According to the panellists, cultural heritage and the development of new associated tourism products and creative industries are a regional growth driver in a post-industrial society, and Russia is no exception. This being the case, the initiative to identify and tap such resources must be put forward by local people. In the words of Aleksey Yelin, acting head of regional growth planning at Minekonomrazvitiya, it is important to identify local growth drivers, resources that are available locally. At the local level, this can only be done by the local community, the local administration. If you have initiative and a driver, you will find resources, too. This was demonstrated specifically by case studies of provincial practices from the Tyumen, Irkutsk, Vologda and Moscow Oblasts and Perm Krai, which were presented as part of the event, including [by] Cultural Mosaic winners.

Towns and villages that have lost their economic and social framework for growth are in limbo, opines Olga Karpova, dean, Sociocultural Project Management Faculty, Moscow Higher School for Social and Economic Sciences. The post-industrial economy, where cultural and sociocultural resources are key, calls for the skill of leveraging these resources as well as new know-how and expertise in the growth strategy. In the industrial era, it all depended on resources of other type. Now all states and territories have their own resource, be it cultural, symbolic or historical, but few people know what to do with this resource. Also, there is a shortage of management skills to make an effective use of these resources.

The enterprise and energy of people living in small towns and villages, their commitment to social projects are vital to the future of such localities, pitches in Sergey Golubev, general director, Social Investment Foundation.

Seeing that the future of towns and villages shapes the quality of life for approximately 43% of the people in Russia who live in small communities, there must be initiatives, but it is equally important that there be a mechanism to integrate them into long-term regional strategies. According to a Minekonomrazvitiya spokesperson, Russia's radically new white paper, the Territorial Growth Strategy, must cover all types of localities, including small. There is an understanding that the new strategy must have a pinpoint, project-based, user-friendly format and one-size-fits-all models for control and implementation and support for such projects.

Aleksey Yelin, acting head of regional growth planning at Minekonomrazvitiya: We are working on the RF territorial growth strategy, which must determine the top priorities and areas of focus.
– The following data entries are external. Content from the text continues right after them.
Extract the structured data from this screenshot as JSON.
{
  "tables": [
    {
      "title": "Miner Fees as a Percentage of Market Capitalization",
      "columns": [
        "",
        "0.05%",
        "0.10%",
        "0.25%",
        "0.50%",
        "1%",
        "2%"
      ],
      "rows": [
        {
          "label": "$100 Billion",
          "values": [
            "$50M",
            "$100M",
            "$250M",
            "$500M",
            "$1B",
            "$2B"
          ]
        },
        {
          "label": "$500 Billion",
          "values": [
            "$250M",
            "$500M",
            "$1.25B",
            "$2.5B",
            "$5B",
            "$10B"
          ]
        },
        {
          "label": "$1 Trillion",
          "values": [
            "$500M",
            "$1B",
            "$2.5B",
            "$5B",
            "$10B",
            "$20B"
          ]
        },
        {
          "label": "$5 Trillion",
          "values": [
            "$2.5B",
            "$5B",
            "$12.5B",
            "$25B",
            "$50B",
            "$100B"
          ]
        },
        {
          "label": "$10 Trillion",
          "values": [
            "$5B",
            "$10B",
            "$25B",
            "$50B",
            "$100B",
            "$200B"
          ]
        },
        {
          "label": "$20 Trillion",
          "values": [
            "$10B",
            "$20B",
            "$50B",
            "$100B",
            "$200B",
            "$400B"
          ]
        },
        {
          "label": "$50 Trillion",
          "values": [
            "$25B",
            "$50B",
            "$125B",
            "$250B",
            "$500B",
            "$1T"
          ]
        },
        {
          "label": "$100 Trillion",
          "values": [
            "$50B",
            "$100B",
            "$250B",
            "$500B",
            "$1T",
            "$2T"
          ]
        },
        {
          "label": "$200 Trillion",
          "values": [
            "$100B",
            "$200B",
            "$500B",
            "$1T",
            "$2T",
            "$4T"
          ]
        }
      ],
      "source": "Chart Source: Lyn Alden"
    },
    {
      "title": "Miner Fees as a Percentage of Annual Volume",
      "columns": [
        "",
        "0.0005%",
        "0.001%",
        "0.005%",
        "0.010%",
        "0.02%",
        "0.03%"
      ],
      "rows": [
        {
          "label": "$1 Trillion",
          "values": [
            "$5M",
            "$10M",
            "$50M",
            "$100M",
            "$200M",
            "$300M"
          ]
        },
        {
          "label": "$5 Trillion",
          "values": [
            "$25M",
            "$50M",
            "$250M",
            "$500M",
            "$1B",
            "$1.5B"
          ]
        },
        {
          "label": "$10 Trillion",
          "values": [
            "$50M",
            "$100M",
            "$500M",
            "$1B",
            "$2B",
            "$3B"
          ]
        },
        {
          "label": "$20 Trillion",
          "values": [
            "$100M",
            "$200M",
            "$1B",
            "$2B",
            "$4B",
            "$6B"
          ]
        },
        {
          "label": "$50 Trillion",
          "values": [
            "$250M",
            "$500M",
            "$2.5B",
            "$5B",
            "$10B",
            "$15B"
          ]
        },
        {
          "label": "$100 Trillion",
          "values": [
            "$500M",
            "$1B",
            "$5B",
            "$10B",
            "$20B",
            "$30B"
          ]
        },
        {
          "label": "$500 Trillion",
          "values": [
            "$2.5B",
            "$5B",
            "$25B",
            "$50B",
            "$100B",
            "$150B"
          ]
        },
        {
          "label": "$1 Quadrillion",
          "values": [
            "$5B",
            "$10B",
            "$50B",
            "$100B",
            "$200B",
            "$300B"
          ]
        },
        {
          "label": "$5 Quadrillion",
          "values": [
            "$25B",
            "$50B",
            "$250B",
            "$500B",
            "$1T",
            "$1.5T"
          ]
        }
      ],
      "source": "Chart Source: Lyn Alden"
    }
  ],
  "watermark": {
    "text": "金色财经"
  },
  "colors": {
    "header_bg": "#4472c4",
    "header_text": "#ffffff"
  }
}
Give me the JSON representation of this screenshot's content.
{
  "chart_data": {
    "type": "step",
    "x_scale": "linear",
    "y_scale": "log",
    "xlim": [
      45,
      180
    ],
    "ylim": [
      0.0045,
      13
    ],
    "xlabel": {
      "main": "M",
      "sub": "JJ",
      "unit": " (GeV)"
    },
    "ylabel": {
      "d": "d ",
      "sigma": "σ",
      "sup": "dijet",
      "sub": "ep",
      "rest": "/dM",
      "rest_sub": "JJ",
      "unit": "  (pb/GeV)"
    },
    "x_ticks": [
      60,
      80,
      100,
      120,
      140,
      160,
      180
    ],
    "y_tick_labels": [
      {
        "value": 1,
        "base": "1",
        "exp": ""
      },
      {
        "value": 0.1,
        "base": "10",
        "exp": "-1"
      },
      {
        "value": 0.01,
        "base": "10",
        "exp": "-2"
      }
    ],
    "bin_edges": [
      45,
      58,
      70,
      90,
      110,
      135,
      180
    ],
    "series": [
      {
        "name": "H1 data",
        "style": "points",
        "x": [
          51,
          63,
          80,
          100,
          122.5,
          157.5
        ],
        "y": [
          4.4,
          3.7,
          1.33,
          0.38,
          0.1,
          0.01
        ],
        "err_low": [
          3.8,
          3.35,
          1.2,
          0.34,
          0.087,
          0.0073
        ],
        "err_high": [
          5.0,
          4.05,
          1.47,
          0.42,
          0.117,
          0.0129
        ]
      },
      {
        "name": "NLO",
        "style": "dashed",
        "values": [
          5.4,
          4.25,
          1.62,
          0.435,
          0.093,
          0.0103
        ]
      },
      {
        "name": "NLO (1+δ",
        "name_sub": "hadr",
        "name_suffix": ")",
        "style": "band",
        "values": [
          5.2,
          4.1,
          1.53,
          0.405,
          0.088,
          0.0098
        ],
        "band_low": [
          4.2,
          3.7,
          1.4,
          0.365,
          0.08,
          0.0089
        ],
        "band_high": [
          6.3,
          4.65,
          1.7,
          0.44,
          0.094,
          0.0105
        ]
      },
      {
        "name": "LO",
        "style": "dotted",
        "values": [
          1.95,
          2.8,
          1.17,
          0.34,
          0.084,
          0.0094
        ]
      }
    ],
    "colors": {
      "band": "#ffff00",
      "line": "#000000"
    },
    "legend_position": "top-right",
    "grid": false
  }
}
Its purpose is to identify issues, growth prospects for all localities and offer the localities development models and specific solutions that will then be incorporated into sectoral strategies at the regional level. It remains important in this context that municipalities should start shaping communities that will implement those decisions.

Mikhail Alekseyevsky, anthropologist, head of Strelka KB Urban Anthropology Centre, explained for his part that urbanization and large-scale clusterization presents not only a threat, but a new opportunity for towns and villages. For instance, access to cities opens up new markets and jobs, as well as other opportunities: You shouldn't take a dim view of urbanistic processes; you should take a good look at your challenges and try and see them as new opportunities. This means hope, but absent a competent national policy in this field, such initiatives and such projects will need support for a long time still, and sharing and implementation of best practices will be difficult.

The discussions between experts and practitioners focused on various topics related to small communities. It remains important and necessary to put together a strategic professional agenda for growing these localities in order to find them place at the federal and state levels.